Hoge Raad, 07-06-2019, ECLI:NL:HR:2019:864, 17/05590
Hoge Raad, 07-06-2019, ECLI:NL:HR:2019:864, 17/05590
Gegevens
- Instantie
- Hoge Raad
- Datum uitspraak
- 7 juni 2019
- Datum publicatie
- 7 juni 2019
- ECLI
- ECLI:NL:HR:2019:864
- Formele relaties
- Conclusie: ECLI:NL:PHR:2018:932
- Zaaknummer
- 17/05590
Inhoudsindicatie
Omzetbelasting; artt. 15 en 27 Wet OB; artt. 12, 13 en 14a Uitvoeringsbeschikking OB; beëindiging toepassing landbouwregeling; herziening van omzetbelasting die is begrepen in de opfokkosten van op de datum van beëindiging aanwezige kalveren en zelf voortgebrachte melkkoeien.
Uitspraak
Hoge Raad der Nederlanden
Derde Kamer
Nr. 17/05590
7 juni 2019
Arrest
gewezen op het beroep in cassatie van [X] V.O.F. te [Z] (hierna: belanghebbende) tegen de uitspraak van het Gerechtshof 's-Hertogenbosch van 19 oktober 2017, nr. 16/00274, op het hoger beroep van de Inspecteur tegen een uitspraak van de Rechtbank Zeeland‑West-Brabant (nr. BRE 14/3515), betreffende een ten aanzien van belanghebbende gegeven beschikking op een verzoek om teruggaaf van omzetbelasting over het tijdvak 1 december 2013 tot en met 31 december 2013. De uitspraak van het Hof is aan dit arrest gehecht.
1 Geding in cassatie
Belanghebbende heeft tegen de uitspraak van het Hof beroep in cassatie ingesteld. Het beroepschrift in cassatie is aan dit arrest gehecht en maakt daarvan deel uit.
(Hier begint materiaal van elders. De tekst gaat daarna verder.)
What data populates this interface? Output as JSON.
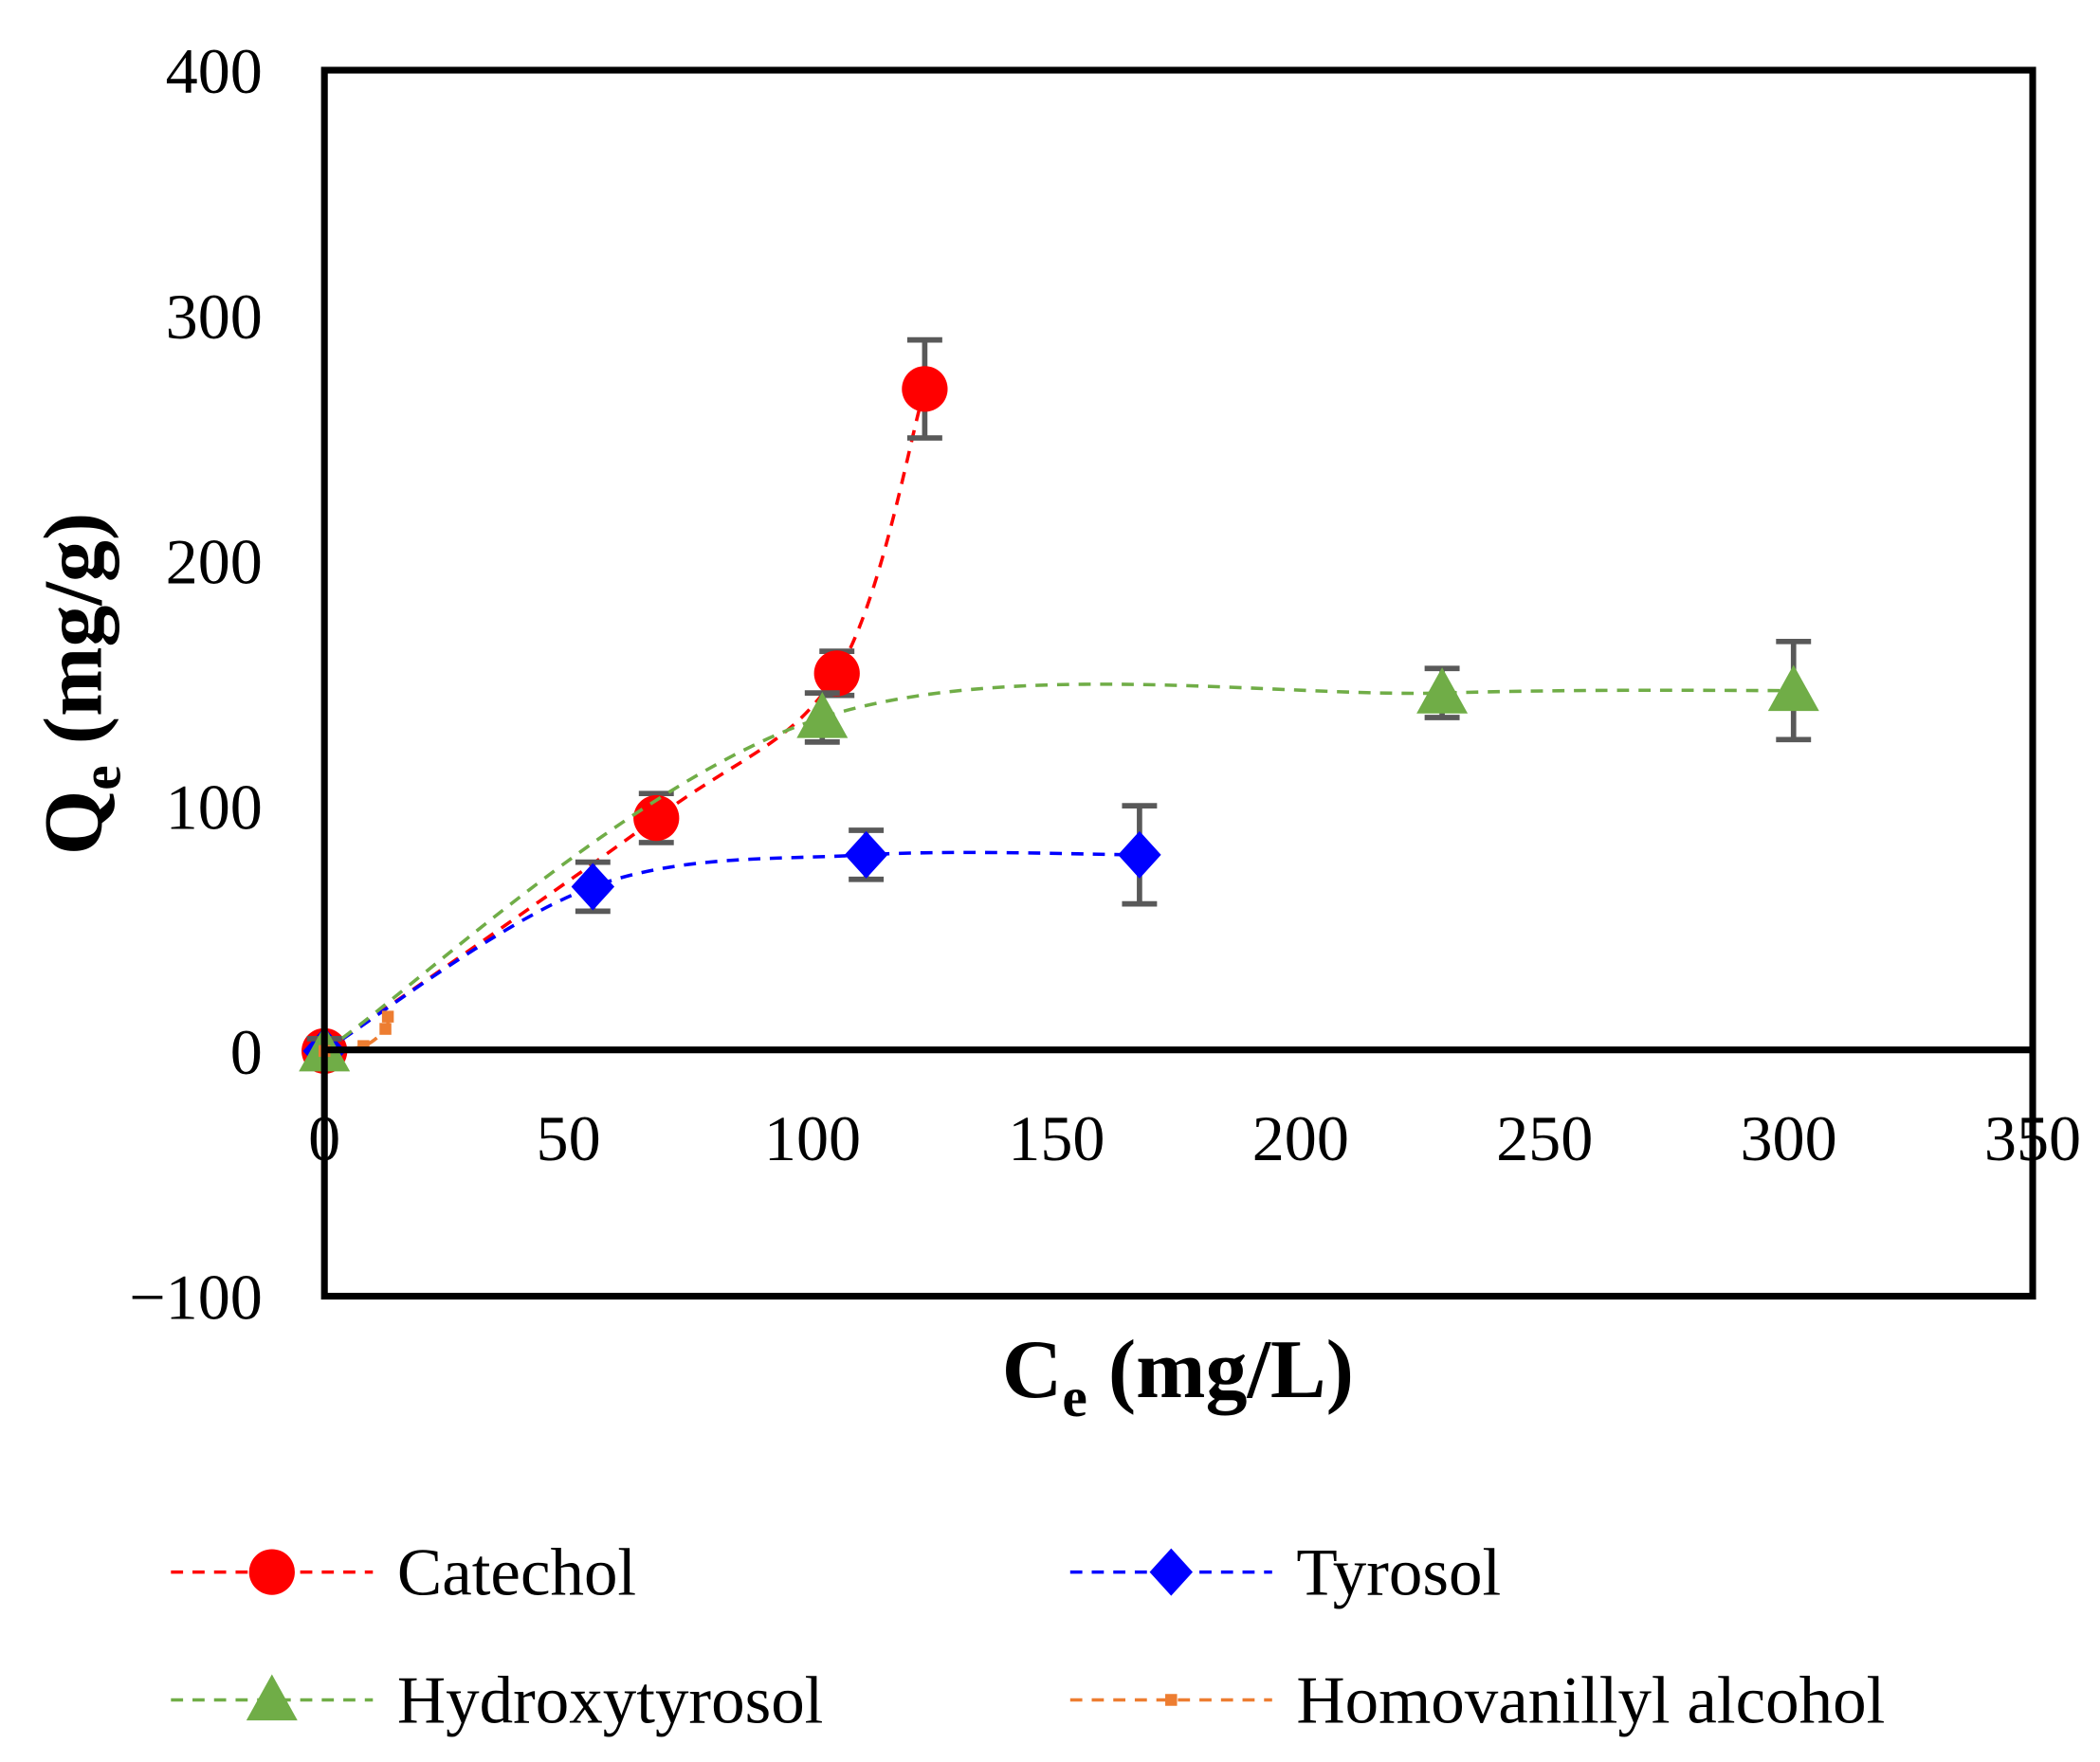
{
  "chart_data": {
    "type": "scatter",
    "title": "",
    "xlabel": "C",
    "xlabel_sub": "e",
    "xlabel_unit": "(mg/L)",
    "ylabel": "Q",
    "ylabel_sub": "e",
    "ylabel_unit": "(mg/g)",
    "xlim": [
      0,
      350
    ],
    "ylim": [
      -100,
      400
    ],
    "xticks": [
      "0",
      "50",
      "100",
      "150",
      "200",
      "250",
      "300",
      "350"
    ],
    "xtick_values": [
      0,
      50,
      100,
      150,
      200,
      250,
      300,
      350
    ],
    "yticks": [
      "−100",
      "0",
      "100",
      "200",
      "300",
      "400"
    ],
    "ytick_values": [
      -100,
      0,
      100,
      200,
      300,
      400
    ],
    "grid": false,
    "legend_position": "bottom",
    "series": [
      {
        "name": "Catechol",
        "color": "#ff0000",
        "marker": "circle",
        "x": [
          0,
          68,
          105,
          123
        ],
        "y": [
          0,
          95,
          154,
          270
        ],
        "err": [
          0,
          10,
          9,
          20
        ]
      },
      {
        "name": "Tyrosol",
        "color": "#0000ff",
        "marker": "diamond",
        "x": [
          0,
          55,
          111,
          167
        ],
        "y": [
          0,
          67,
          80,
          80
        ],
        "err": [
          0,
          10,
          10,
          20
        ]
      },
      {
        "name": "Hydroxytyrosol",
        "color": "#70ad47",
        "marker": "triangle",
        "x": [
          0,
          102,
          229,
          301
        ],
        "y": [
          0,
          136,
          146,
          147
        ],
        "err": [
          5,
          10,
          10,
          20
        ]
      },
      {
        "name": "Homovanillyl alcohol",
        "color": "#ed7d31",
        "marker": "square",
        "x": [
          0,
          8,
          12.5,
          13
        ],
        "y": [
          0,
          2,
          9,
          14
        ],
        "err": [
          0,
          0,
          0,
          0
        ]
      }
    ]
  }
}
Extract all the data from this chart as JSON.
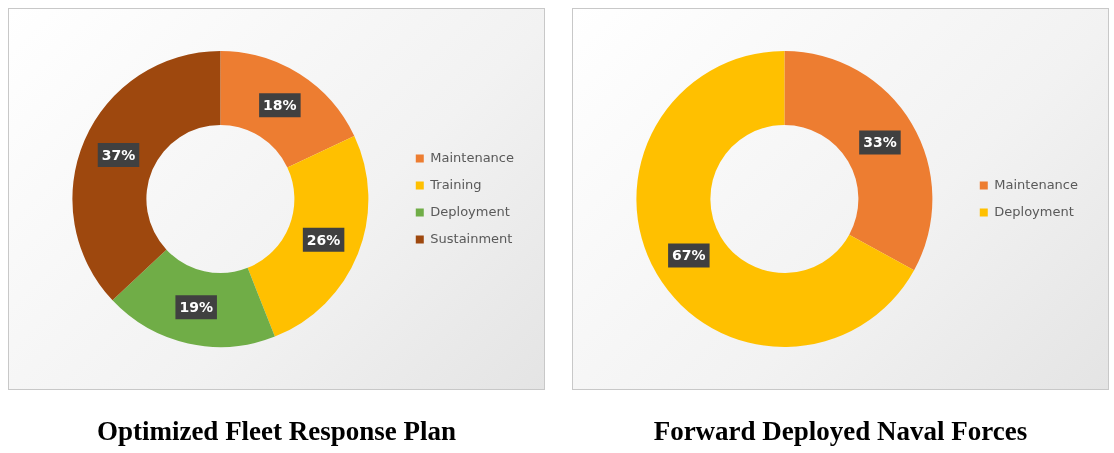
{
  "chart_data": [
    {
      "type": "donut",
      "title": "Optimized Fleet Response Plan",
      "categories": [
        "Maintenance",
        "Training",
        "Deployment",
        "Sustainment"
      ],
      "values": [
        18,
        26,
        19,
        37
      ],
      "value_labels": [
        "18%",
        "26%",
        "19%",
        "37%"
      ],
      "colors": [
        "#ed7d31",
        "#ffc000",
        "#70ad47",
        "#9e480e"
      ],
      "legend": "right"
    },
    {
      "type": "donut",
      "title": "Forward Deployed Naval Forces",
      "categories": [
        "Maintenance",
        "Deployment"
      ],
      "values": [
        33,
        67
      ],
      "value_labels": [
        "33%",
        "67%"
      ],
      "colors": [
        "#ed7d31",
        "#ffc000"
      ],
      "legend": "right"
    }
  ]
}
De Staatssecretaris van Financiën heeft een verweerschrift ingediend.
Belanghebbende heeft een conclusie van repliek ingediend.
De Advocaat-Generaal C.M. Ettema heeft op 1 augustus 2018 geconcludeerd tot ongegrondverklaring van het beroep in cassatie (ECLI:NL:PHR:2018:932 en daarbij behorende bijlage ECLI:NL:PHR:2018:838).
Belanghebbende heeft schriftelijk op de conclusie gereageerd.
2 Beoordeling van de middelen
2.1.Middel 1 slaagt op de gronden die zijn vermeld in het arrest dat de Hoge Raad vandaag heeft uitgesproken in de zaak met nummer 17/05587, waarvan een geanonimiseerd afschrift aan dit arrest is gehecht.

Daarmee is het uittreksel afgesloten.